O céu acima de Puget Sound é tomado por pequenos aviões indo e voltando de suas ilhas. Kohler disse aos repórteres que seu filho é capaz de identificar diferentes modelos quando eles sobrevoam a região. A internet está cheia de especulações de que Harris-Moore aprendeu a voar usando um software de simulação instalado em laptops que ele é suspeito de ter roubado. Mas há pouca evidência de que ele realmente tenha aprendido.

"Essa será a pergunta que todo mundo vai querer fazer quando ele falar, se ele falar", disse Ed Wallace, detetive do gabinete do xerife do condado de Island.

O rótulo "Bandido descalço" é um apelido relativamente novo também, decorrente de algumas pegadas encontradas em cenas de crimes no ano passado e desenhos de pegadas que a polícia acredita que Harris-Moore fez em outras cenas.

"Ele vestiu o manto e o usava com orgulho", disse o xerife Bill Cumming do condado de San Juan.

Vizinhos dizem ter lembranças de Harris-Moore descalço quando era menino. Naquela época, ele queixava-se às assistentes sociais que sua mãe não o pressionava a ser mais responsável. Assistentes sociais observaram mais de uma vez que Kohler se recusou a participar de programas de aconselhamento e tratamento que foram prescritos para o seu filho.

Postma, a amigo da oitava série que agora trabalha no controle de qualidade de uma empresa de processamento de peixes no Alasca, disse que passou por tratamento e que isso "realmente ajudou".

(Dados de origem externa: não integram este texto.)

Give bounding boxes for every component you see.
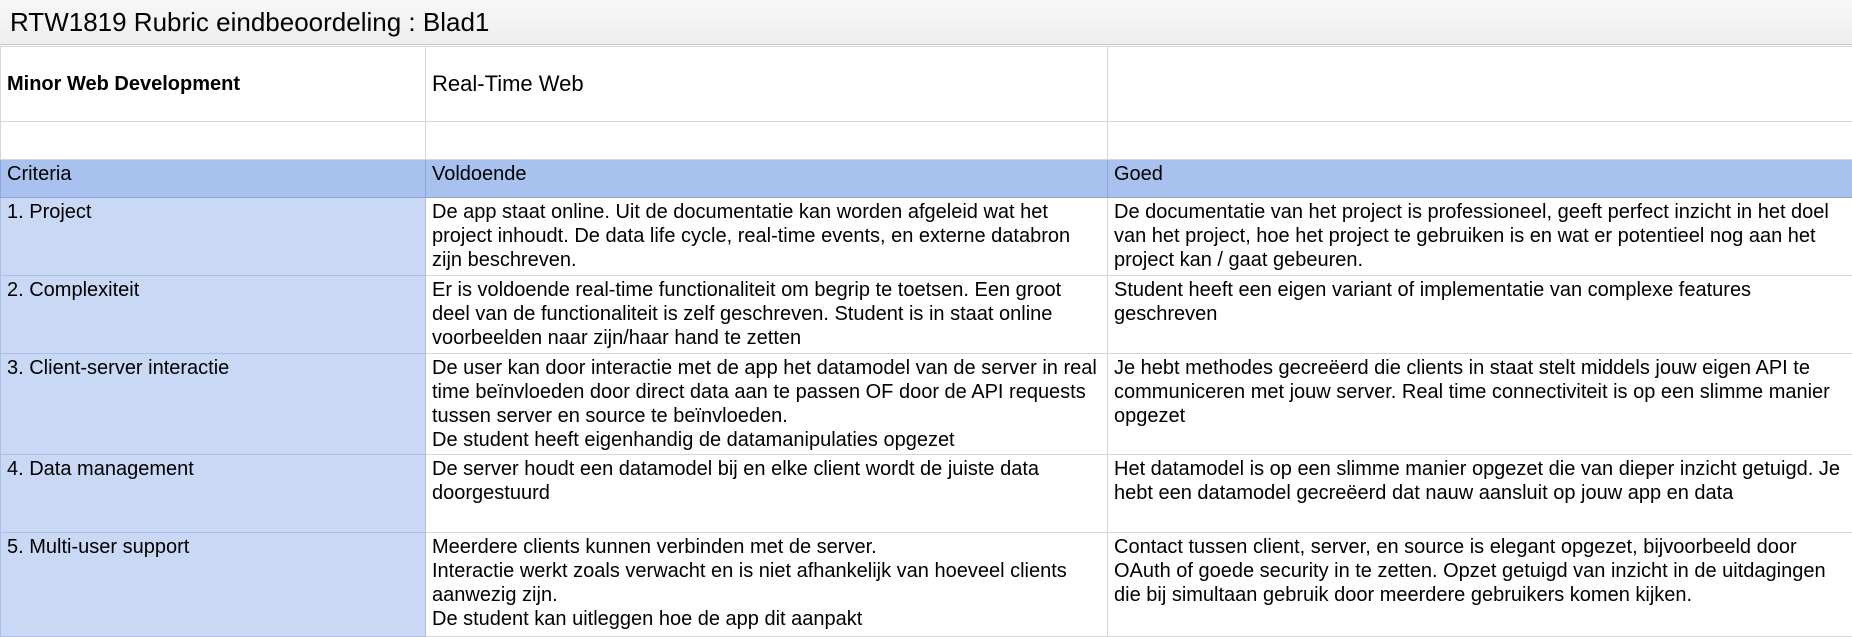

Várias pessoas no bairro de Harris-Moore afirmaram que quando menino ele parecia estar em busca de substitutos para os pais - pedindo às pessoas para que fizessem sanduíches de manteiga de amendoim e geleia ou observando-as enquanto realizavam tarefas básicas, mas em seguida roubava suas caixas postais ou computadores. Alguns observaram que, mesmo depois que seus esforços para evitar a captura se tornaram um espetáculo, aplaudido por amigos virtuais na internet, ele permaneceu em contato com sua mãe.

Harris-Moore chegou em Washington na quarta-feira para se apresentar à corte na quinta-feira. Ele enfrenta uma acusação federal pelo roubo de um avião e seu transporte para além de divisas estaduais, além de outros crimes como roubo, furto e fraude de cartão de crédito.

No final, sua mãe o incentivou publicamente a fugir para um país que não oferece extradição para os Estados Unidos. Ao invés disso, Harris-Moore acabou nas Bahamas.

"Ele não estava realmente tentando fugir", disse Kyle Ater, que encontrou pegadas feitas com giz no chão de sua loja de alimentos naturais na vizinha ilha de Orcas, na manhã seguinte à noite em que a polícia diz que Harris-Moore cometeu roubo e destruição do sistema de alarme do estabelecimento, além de comer um cheesecake de blueberry inteiro.